Uona astride Biter nodded toward the plains, the village. “Will they welcome us, husband?”
“Why wouldn’t they?” Otoko said. “We have horses, we’re strong. And”—he grinned suddenly, a look Kagaya-hime had never seen on him—“my family is from here.”
“You have family?” Kagaya-hime said; even a cat can be surprised. “A
re there mice there?”
“They’re terrible,” he said. “They get into everything and—”
“Then I will stay,” she said.
Otoko said, “You’d be welcome, but it’s no place for a cultured woman.”
“But I’m not a woman, am I?” Kagaya-hime said. She kicked off her sandals, grateful to feel even cold earth underfoot.
“What are you doing?” Uona said.
“Starting a new tale,” Kagaya-hime said, and started to untie her short over robe.
“No men, then,” Uona said. “It wouldn’t be proper.”
Otoko said, “We—would not have thought of this,” and Kagaya-hime knew he meant: becoming real. He bowed. “Thank you, my lady.” He turned and led the packhorse down the slope toward the far-distant village.
Uona slipped from Biter’s back and busied herself loosing ties and lacings. “You’re sure?” she said, kneeling to remove Kagaya-hime’s hakama-trousers. “You will give up all this? Hands and the skills to make things; arrows, knives?”

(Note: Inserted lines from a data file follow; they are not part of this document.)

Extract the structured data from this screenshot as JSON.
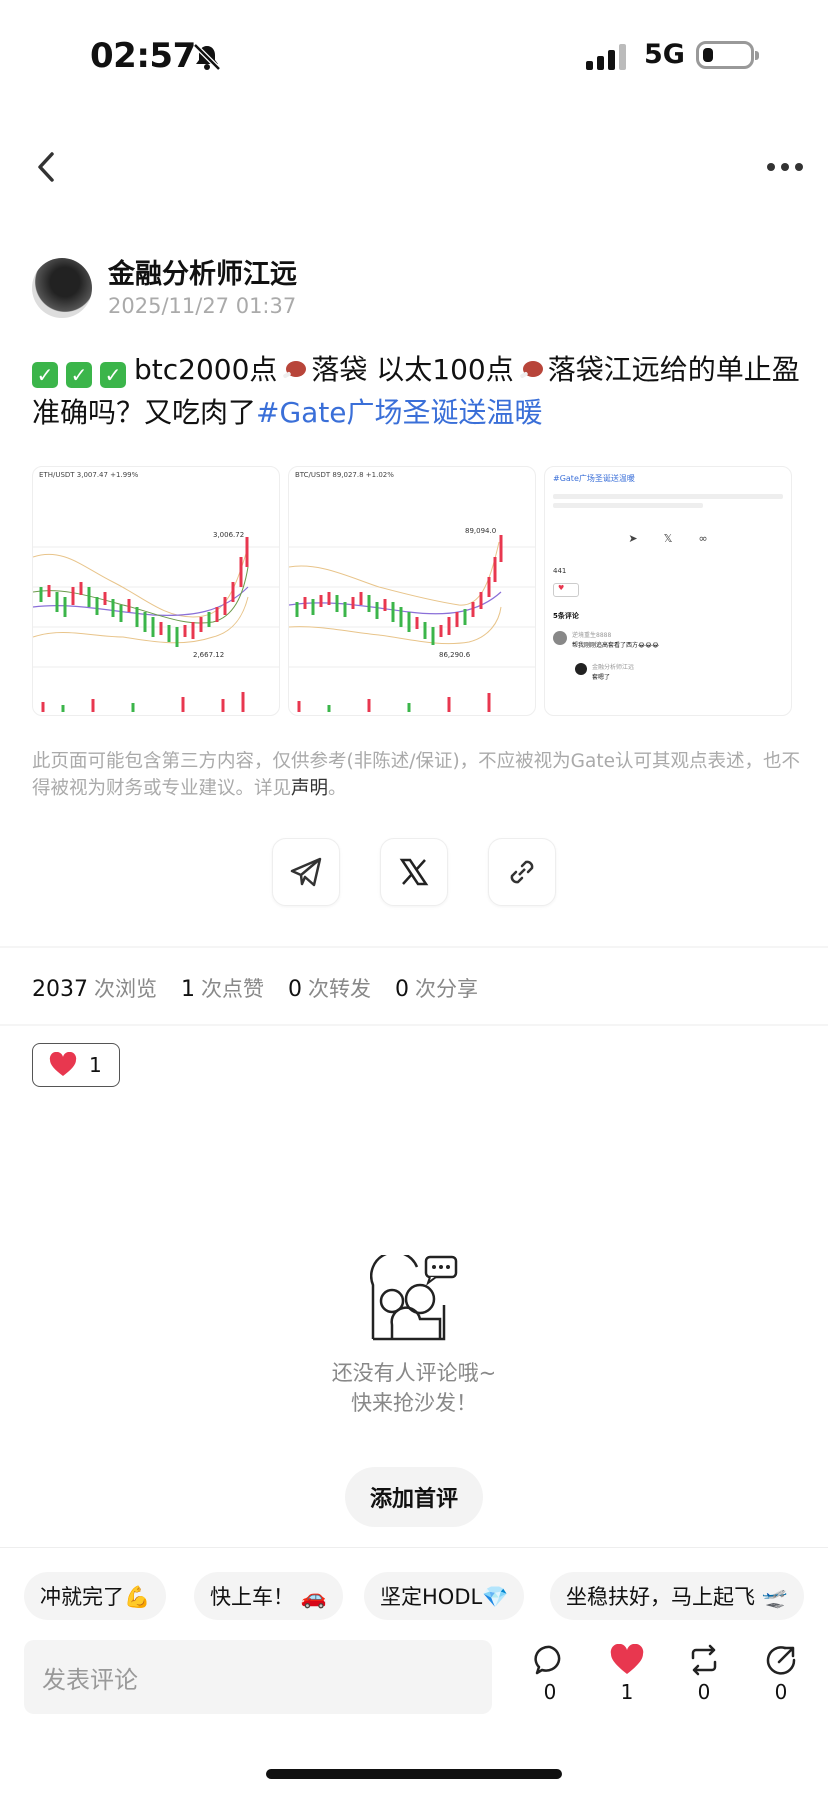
{
  "status_bar": {
    "time": "02:57",
    "network": "5G"
  },
  "author": {
    "name": "金融分析师江远",
    "date": "2025/11/27 01:37"
  },
  "post": {
    "part1": "btc2000点",
    "part2": "落袋 以太100点",
    "part3": "落袋江远给的单止盈准确吗？又吃肉了",
    "hashtag": "#Gate广场圣诞送温暖"
  },
  "images": [
    {
      "header": "ETH/USDT 3,007.47 +1.99%",
      "label": "3,006.72",
      "low": "2,667.12"
    },
    {
      "header": "BTC/USDT 89,027.8 +1.02%",
      "label": "89,094.0",
      "low": "86,290.6"
    },
    {
      "header": "#Gate广场圣诞送温暖",
      "stats": "441",
      "comments_title": "5条评论",
      "comment1_user": "逆境重生8888",
      "comment1": "帮我刚刚追高套看了西方😂😂😂",
      "comment2_user": "金融分析师江远",
      "comment2": "套嗯了"
    }
  ],
  "disclaimer": {
    "text": "此页面可能包含第三方内容，仅供参考(非陈述/保证)，不应被视为Gate认可其观点表述，也不得被视为财务或专业建议。详见",
    "link": "声明",
    "end": "。"
  },
  "stats": {
    "views": "2037",
    "views_label": "次浏览",
    "likes": "1",
    "likes_label": "次点赞",
    "reposts": "0",
    "reposts_label": "次转发",
    "shares": "0",
    "shares_label": "次分享"
  },
  "like_chip": {
    "count": "1"
  },
  "empty_state": {
    "line1": "还没有人评论哦~",
    "line2": "快来抢沙发！",
    "button": "添加首评"
  },
  "quick_replies": [
    "冲就完了💪",
    "快上车！ 🚗",
    "坚定HODL💎",
    "坐稳扶好，马上起飞 🛫"
  ],
  "comment_bar": {
    "placeholder": "发表评论",
    "comments": "0",
    "likes": "1",
    "reposts": "0",
    "shares": "0"
  },
  "colors": {
    "accent": "#3a6fd8",
    "like": "#e8374f",
    "check": "#3bb54a"
  }
}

“Oh, yes,” Kagaya-hime whispered, a voice soft as a purr. She dropped her vest and under robe on the ground: a shapeless untidy heap, like a snake’s skin when the snake has discarded it. Naked in the sun she stretched, a small fine-boned woman with thick black hair to her shoulders, gold eyes under straight brows. “You will let me sleep by your hearth-pit, yes?”
And there was no woman there, but a small cat, fur black flecked with gold and cinnamon and ivory, like the tortoiseshell of a hair ornament. She blinked up at Uona through eyes slitted to threads in the brilliant light. Biter reached down to touch noses with the tortoiseshell, and the cat leapt in a single fluid movement to Biter’s shoulders, balancing there until Uona pulled herself into the saddle. Cat and horse and woman started down, toward the village.